Clustering by a composite PRIMARY KEY is also supported:

SET tidb_enable_clustered_index = 1;
CREATE TABLE composite_primary_key (
 key_a INT NOT NULL,
 key_b INT NOT NULL,
 b CHAR(100),
 PRIMARY KEY (key_a, key_b)
);

INSERT INTO composite_primary_key VALUES (1, 1, 'aaa'), (2, 2, 'bbb');
EXPLAIN SELECT * FROM composite_primary_key WHERE key_a = 1 AND key_b = 2;
Query OK, 0 rows affected (0.00 sec)

Query OK, 0 rows affected (0.09 sec)

Query OK, 2 rows affected (0.02 sec)
Records: 2  Duplicates: 0  Warnings: 0

+-------------+---------+------+--------------------------------------------------------------------+---------------+
| id          | estRows | task | access object                                                      | operator info |
+-------------+---------+------+--------------------------------------------------------------------+---------------+
| Point_Get_1 | 1.00    | root | table:composite_primary_key, clustered index:PRIMARY(key_a, key_b) |               |
+-------------+---------+------+--------------------------------------------------------------------+---------------+
1 row in set (0.00 sec)

This behavior is consistent with MySQL, where the InnoDB storage engine will by default cluster by any PRIMARY KEY.

Storage considerations

Because the PRIMARY KEY replaces a 64-bit handle value as the internal pointer to table rows, using clustered indexes might increase storage requirements.

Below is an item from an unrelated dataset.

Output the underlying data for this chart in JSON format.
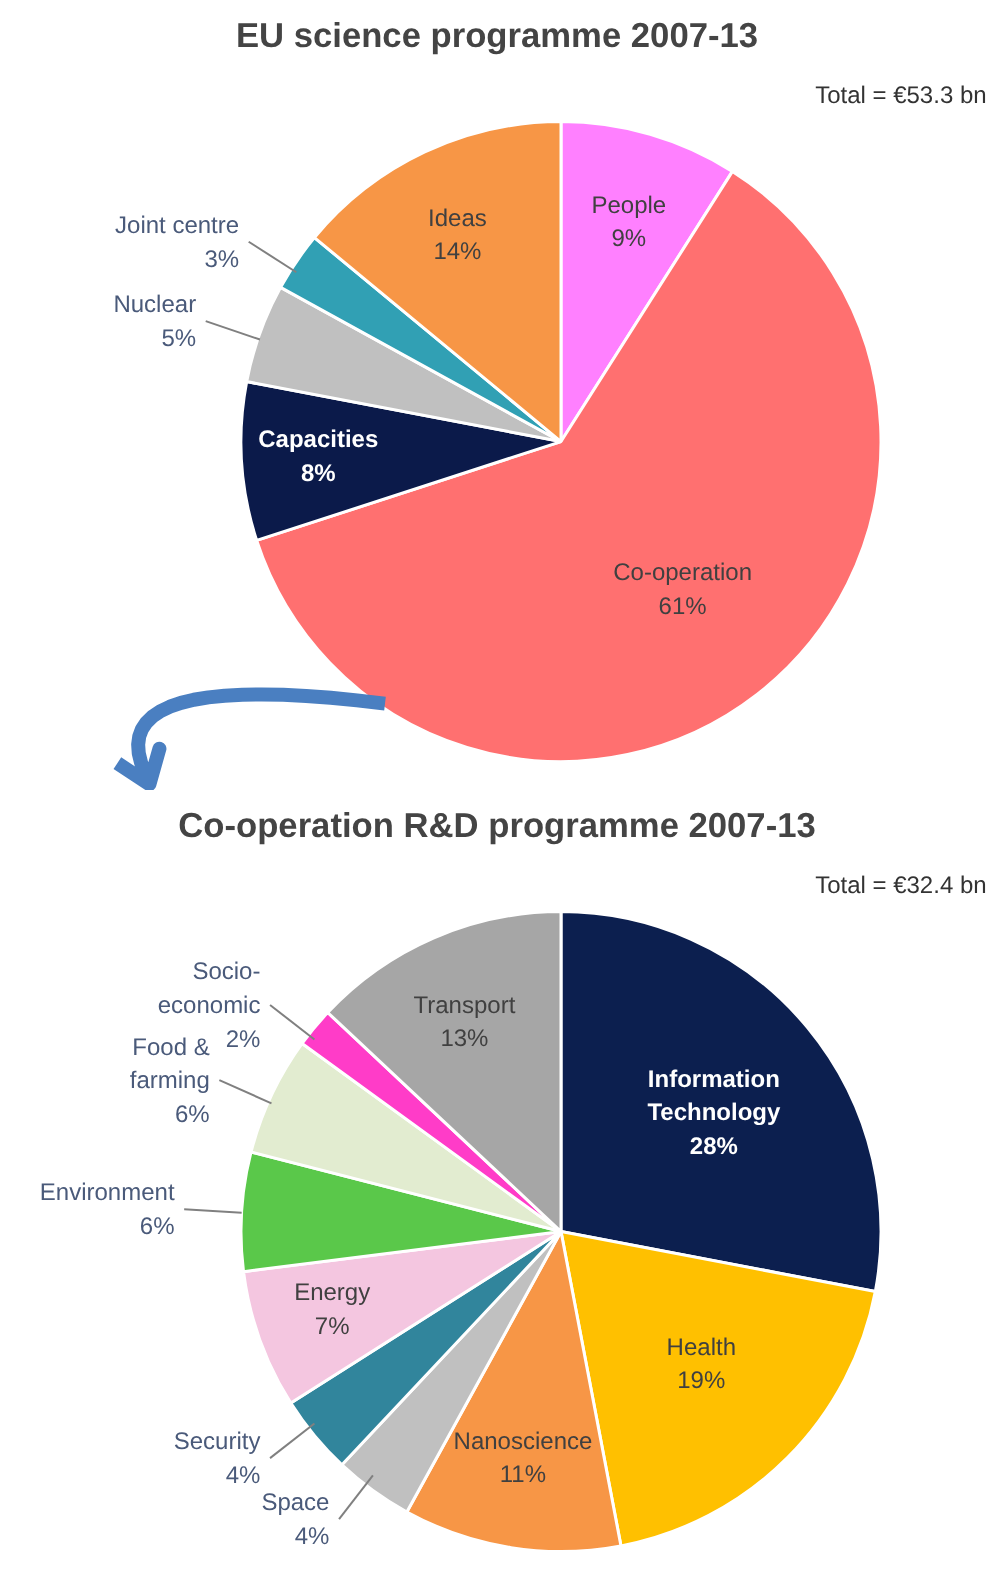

This is particularly impactful on tables that contain many secondary indexes. Consider the following example:

CREATE TABLE t1 (
 guid CHAR(32) NOT NULL PRIMARY KEY,
 b BIGINT,
 INDEX(b)
);

Because the pointer to the guid is a char(32), each index value for b will now require approximately 8 + 32 = 40 bytes (a BIGINT value requires 8 bytes for storage). This compares to 8 + 8 = 16 bytes for non-clustered tables. The exact storage requirements will differ after compression has been applied.